What I wish I knew before I decided to lose weight as a Male.

There are a few things I wish I would have known before I lost weight. A few things that would make me want to start the Journey sooner. This may or may not help you but this is my observation of the last 80 pounds I lost. Now this may not apply to you and that's ok. If anyone decides to start after reading the few things here please keep me updated on your journey I truly want to hear about it!

  1. The best part. Your dick looks bigger. Like for real you have a fupa and it's hiding your dick. Just the look of it will make you drop 30 pounds in the next few months. (Sorry it can't work miracles you got what ya got, this just shows it off a bit more)
  2. Your energy goes through the ROOF! I would never jump, run, or really do much activity. Now that I'm 80 pounds less I want to do everything all the time. -2a. You have more energy for other things like time with your wife.[see example 1] wink wink nudge nudge
  3. If you are suffering from depression as I do it has truly helped me mentally. My weight and constant thought of it would send me in to some serious self hating bull shit. Those episodes have almost disappeared since I've lost weight.
  4. Personal relationships have improved drastically. I would never talk to anyone outside of my friend group. I was embarrassed by my weight so why risk it. Guess what that's gone now also. I love meeting new people, learning about them and their life!
  5. A bit of a fucking bullshit thing here but you get treated differently by the general public. Yeah people are real pricks to bigger folks sometimes and its a load a crap. People are mostly nicer to you, make more exceptions, and you can get jobs much easier. Of course its complete shit that people are like that, and who wants to have anything to do with those ass hats. The truth of it is sometimes you have no choice but to deal with them. Just takes one more thing out of their arsenal of douche bag insults. Always remember to rise above them.
  6. Life just gets better. Your everyday struggles will still be there. Now you get to go through those with a bit better look on life. More energy, enthusiasm, and love.
  7. I WISH SOMEONE TOLD ME I WAS FAT! Now I don't mean "look at you fatty" type of insults. But I would say man I need to lose weight and everyone around me would say no you don't you look fine. That was just some not wanting to make someone sad bullshit. Guess what, you are fat, and that's alright. You have taken the first step and realized you needed to lose weight. Time to act. Not next week. not tomorrow. Right in that moment you understand you are bigger than you should be and need to lose weight. Make it happen see a doctor find a solution that works best for you that is healthy. Not everyone loses weight the same. Crash diets don't work, Pills don't work. The fucking wraps don't work. Watching your calorie intake and activity because that is what REALLY works. Movement works. If you cant walk fast or run, Start moving in your chair, it doesn't matter what you do just keep at it. I cut all my meals in half and lost almost 40 pounds just from that.
  8. I was fat. I was obese. I needed to lose 100 pounds. I made myself this way. I can change myself to who I want to be for me. Do it for yourself because that is what matters. You matter. Your life matters. Your health matters.

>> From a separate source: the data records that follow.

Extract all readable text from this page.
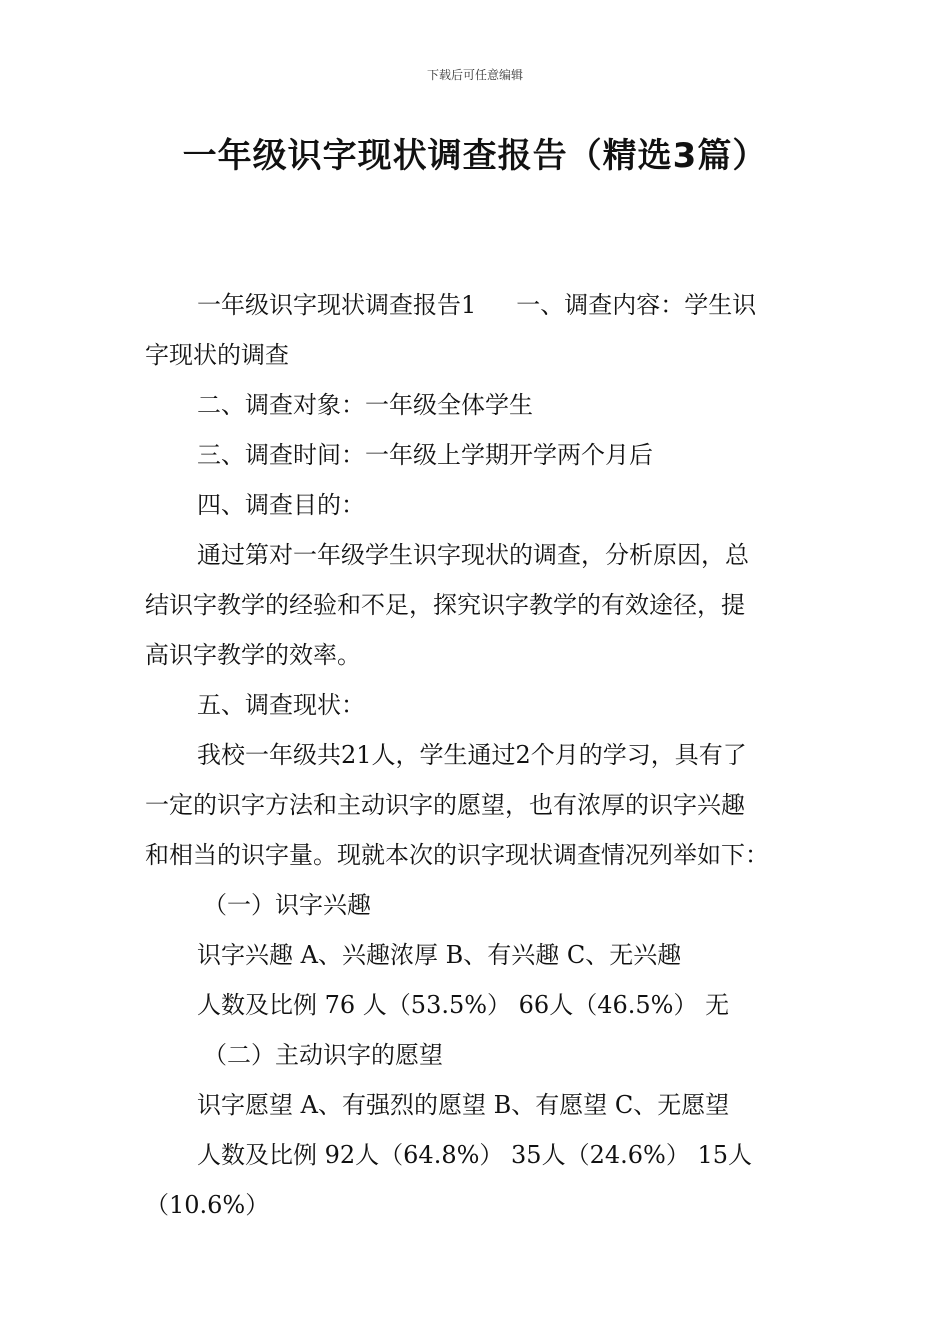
下载后可任意编辑
一年级识字现状调查报告（精选3篇）

一年级识字现状调查报告1 一、调查内容：学生识

字现状的调查

二、调查对象：一年级全体学生

三、调查时间：一年级上学期开学两个月后

四、调查目的：

通过第对一年级学生识字现状的调查，分析原因，总

结识字教学的经验和不足，探究识字教学的有效途径，提

高识字教学的效率。

五、调查现状：

我校一年级共21人，学生通过2个月的学习，具有了

一定的识字方法和主动识字的愿望，也有浓厚的识字兴趣

和相当的识字量。现就本次的识字现状调查情况列举如下：

（一）识字兴趣

识字兴趣 A、兴趣浓厚 B、有兴趣 C、无兴趣

人数及比例 76 人（53.5%） 66人（46.5%） 无

（二）主动识字的愿望

识字愿望 A、有强烈的愿望 B、有愿望 C、无愿望

人数及比例 92人（64.8%） 35人（24.6%） 15人

（10.6%）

Hope you enjoyed what I have found in the last 80 pounds. I really hope it helps someone and makes it a bit easier for them. Also remember my experience may not be the same as yours. I want to know your observations over your journey and what made you start to lose weight.

I started because I saw my wedding pictures and was fucking embarrassed. I didn't like what I saw and wanted to look better. I wanted to take my shirt off at the beach. I wanted to not feel like I was crushing my wife when we would get dirty (she is much smaller than me). I wanted to make sure I could run and play with my soon to be child. I was scared of shitty chairs. I was scared of anything that had to support my weight that wasn't robust. I didn't even weight that much and the mentality of it really fucked with me.

We are all in this together. If you just want someone to talk to. Someone to bounce ideas off of. Just someone who has been where you were, please pm me lets talk. Remember random strangers on the internet that I just talked about my dick with. I love you.